Friday, 14 November 2025


Adjournment

Federation anniversary


Federation anniversary

 Bev McARTHUR (Western Victoria) (21:45): (2130) My adjournment tonight is a heartfelt plea to the Minister for Creative Industries to ensure Museums Victoria properly commemorates the 125th anniversary of Australian Federation next year. On 3 September 1901 a massive Australian flag measuring 11 metres by 5.5 metres was raised for the first time on the main dome of the Royal Exhibition Building. Prime Minister Edmund Barton conducted the historic ceremony before a large cheering crowd. The moment followed the federal flag competition exhibition, which attracted more than 32,000 entries and produced five joint winners.

Why is this relevant to Mr Brooks, you might ask? As members here know, the Royal Exhibition Building is a UNESCO World Heritage site and was the temporary home of Australia’s first Commonwealth Parliament. Its role in the birth of our national flag deserves proper recognition. Yet a correspondent of mine, flag historian John Vaughan OAM, has been trying since February to engage Museums Victoria about commemorative activities. Despite multiple calls to the Ask Us helpline and written approaches to senior curators, he has received no substantive response. Mr Vaughan has proposed several thoughtful initiatives: displaying any existing records, mementos or photographs from the 1901 flag raising; exhibiting the Speaker’s Australian flag roadshow, which circulates a similarly sized flag to schools; and launching a public search for the original flag or related historical material. These are exactly the kinds of activities that would bring our Federation story to life.

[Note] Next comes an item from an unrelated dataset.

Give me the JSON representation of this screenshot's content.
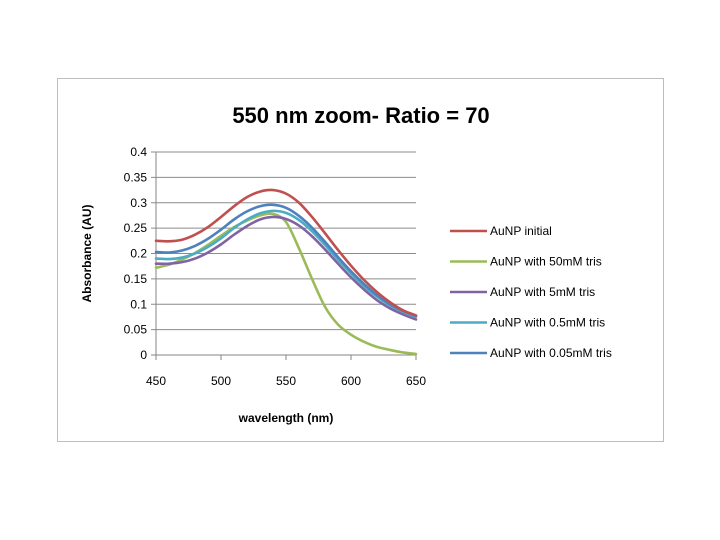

Substantial public funding supports Museums Victoria. The recent state budget allocated $475.3 million over five years to our major cultural institutions, including $9.6 million for Royal Exhibition Building preservation. Victorians deserve to see these investments translate into responsive institutions that take opportunities to celebrate our shared history. Celebrating our national flag would be an opportunity to bring all of us together as one unified people.

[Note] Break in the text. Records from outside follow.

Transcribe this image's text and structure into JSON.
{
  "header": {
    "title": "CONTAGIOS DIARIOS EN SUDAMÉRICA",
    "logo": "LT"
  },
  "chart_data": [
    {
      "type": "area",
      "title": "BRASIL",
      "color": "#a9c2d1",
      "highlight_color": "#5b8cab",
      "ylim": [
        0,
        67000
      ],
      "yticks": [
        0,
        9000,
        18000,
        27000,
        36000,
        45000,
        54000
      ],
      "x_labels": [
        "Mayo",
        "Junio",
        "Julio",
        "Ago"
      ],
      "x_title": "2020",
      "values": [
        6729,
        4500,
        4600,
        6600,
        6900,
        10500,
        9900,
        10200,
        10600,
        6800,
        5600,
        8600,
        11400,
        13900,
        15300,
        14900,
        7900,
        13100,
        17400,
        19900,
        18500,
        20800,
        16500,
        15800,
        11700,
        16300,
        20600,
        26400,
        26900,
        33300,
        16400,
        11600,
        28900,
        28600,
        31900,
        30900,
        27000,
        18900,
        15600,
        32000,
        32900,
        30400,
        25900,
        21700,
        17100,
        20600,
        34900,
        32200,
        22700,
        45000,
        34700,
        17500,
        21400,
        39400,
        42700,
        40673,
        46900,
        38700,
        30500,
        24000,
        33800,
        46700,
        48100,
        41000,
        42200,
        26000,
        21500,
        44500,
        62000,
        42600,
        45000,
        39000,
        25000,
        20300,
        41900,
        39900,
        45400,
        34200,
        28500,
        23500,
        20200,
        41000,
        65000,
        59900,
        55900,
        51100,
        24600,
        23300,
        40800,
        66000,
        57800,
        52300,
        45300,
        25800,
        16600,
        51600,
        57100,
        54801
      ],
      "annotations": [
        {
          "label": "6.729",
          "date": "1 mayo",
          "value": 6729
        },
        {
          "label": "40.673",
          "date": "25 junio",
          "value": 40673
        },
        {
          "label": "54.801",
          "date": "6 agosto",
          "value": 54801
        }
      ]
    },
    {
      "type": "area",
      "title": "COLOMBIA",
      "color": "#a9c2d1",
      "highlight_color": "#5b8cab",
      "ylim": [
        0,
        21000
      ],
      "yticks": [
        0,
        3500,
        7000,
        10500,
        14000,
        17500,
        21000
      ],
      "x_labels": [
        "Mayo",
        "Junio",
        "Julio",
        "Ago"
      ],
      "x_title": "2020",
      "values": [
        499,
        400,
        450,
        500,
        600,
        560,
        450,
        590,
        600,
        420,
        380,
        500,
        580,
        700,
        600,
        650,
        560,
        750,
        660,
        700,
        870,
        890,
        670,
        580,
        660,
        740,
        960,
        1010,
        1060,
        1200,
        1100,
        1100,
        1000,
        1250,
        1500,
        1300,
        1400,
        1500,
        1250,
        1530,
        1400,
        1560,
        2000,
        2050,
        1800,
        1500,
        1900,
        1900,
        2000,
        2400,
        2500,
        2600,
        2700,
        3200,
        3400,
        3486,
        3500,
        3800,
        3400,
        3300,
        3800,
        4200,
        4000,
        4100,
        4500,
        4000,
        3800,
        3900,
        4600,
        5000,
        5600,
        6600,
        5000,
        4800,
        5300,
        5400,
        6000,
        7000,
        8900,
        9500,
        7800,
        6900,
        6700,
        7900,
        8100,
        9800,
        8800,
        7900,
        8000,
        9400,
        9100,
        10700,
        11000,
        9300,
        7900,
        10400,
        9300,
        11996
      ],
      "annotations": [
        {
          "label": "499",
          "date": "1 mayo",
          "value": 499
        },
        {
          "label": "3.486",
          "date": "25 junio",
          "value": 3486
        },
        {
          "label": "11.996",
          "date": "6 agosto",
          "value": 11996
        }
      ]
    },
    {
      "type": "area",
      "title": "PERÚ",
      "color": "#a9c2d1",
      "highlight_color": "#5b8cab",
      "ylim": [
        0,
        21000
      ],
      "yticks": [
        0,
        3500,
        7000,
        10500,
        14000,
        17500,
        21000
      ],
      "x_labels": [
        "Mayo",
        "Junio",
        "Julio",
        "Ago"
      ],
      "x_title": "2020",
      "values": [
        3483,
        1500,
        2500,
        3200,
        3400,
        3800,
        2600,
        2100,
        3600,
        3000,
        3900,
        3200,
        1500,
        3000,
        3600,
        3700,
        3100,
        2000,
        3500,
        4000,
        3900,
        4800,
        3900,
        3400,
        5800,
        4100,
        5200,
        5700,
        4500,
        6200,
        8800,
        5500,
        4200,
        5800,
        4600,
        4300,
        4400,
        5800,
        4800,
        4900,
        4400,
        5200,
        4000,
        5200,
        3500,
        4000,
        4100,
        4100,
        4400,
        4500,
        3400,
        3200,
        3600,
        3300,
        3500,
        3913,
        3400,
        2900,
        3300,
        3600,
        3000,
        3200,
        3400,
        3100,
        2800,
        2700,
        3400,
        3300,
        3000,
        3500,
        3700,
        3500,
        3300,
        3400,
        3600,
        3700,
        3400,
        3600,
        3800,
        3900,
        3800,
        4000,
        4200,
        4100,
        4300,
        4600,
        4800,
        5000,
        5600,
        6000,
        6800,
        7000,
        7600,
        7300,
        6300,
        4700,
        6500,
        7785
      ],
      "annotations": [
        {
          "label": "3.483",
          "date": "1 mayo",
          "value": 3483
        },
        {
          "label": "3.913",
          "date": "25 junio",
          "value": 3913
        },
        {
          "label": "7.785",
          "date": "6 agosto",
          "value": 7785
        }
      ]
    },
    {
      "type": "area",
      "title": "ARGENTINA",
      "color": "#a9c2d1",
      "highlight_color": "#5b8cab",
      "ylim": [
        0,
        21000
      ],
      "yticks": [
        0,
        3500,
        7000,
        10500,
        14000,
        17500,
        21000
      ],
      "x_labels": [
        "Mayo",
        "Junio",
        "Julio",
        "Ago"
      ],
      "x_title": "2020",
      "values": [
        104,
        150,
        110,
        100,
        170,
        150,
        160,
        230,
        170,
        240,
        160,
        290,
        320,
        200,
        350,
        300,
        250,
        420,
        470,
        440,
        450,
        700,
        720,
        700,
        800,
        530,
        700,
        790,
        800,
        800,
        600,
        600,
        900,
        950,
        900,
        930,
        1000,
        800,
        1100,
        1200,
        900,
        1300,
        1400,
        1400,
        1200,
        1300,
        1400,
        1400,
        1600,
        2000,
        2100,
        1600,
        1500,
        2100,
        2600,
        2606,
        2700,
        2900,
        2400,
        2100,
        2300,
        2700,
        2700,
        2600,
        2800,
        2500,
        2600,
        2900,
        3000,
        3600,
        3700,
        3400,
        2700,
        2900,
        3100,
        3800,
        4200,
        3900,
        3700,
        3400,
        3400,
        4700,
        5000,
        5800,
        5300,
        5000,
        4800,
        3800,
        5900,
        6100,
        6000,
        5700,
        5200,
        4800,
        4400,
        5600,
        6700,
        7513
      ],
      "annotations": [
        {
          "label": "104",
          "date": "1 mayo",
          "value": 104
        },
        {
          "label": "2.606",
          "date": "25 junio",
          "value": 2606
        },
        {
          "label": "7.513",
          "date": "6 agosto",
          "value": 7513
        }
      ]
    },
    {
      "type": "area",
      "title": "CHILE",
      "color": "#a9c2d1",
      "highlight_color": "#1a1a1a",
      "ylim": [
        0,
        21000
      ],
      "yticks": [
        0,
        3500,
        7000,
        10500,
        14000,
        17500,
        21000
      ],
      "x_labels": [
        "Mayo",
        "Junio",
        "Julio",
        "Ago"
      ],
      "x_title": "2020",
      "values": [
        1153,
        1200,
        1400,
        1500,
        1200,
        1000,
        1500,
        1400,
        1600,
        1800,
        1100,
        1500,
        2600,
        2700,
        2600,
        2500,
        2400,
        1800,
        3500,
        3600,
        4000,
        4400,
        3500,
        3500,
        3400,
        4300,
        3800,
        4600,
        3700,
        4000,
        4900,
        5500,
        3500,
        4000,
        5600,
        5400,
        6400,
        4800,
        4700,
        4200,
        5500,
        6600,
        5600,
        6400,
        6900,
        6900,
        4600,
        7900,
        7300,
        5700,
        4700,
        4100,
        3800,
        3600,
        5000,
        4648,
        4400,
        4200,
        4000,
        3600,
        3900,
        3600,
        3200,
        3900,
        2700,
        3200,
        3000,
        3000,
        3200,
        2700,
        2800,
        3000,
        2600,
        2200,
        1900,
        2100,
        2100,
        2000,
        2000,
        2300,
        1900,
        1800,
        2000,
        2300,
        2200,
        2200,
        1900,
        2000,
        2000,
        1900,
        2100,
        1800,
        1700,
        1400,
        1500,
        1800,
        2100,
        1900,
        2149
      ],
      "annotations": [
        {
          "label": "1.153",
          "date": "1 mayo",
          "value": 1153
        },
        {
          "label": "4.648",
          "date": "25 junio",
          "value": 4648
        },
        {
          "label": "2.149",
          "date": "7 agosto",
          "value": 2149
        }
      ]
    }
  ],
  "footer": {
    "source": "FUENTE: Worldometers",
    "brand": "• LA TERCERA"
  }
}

The action I seek, Minister, is for you to get enthused about the idea, to direct Museums Victoria to respond to Mr Vaughan’s correspondence and to work collaboratively on an appropriate commemorative activity for the 125th anniversary of the first raising of the Australian national flag at the Royal Exhibition Building. This is not merely a request about getting your agencies to respond to correspondence, it is a plea for us to honour a historic and pivotal moment when Victoria hosted the birth of Australia’s most enduring national symbol and a chance to celebrate the event as one people.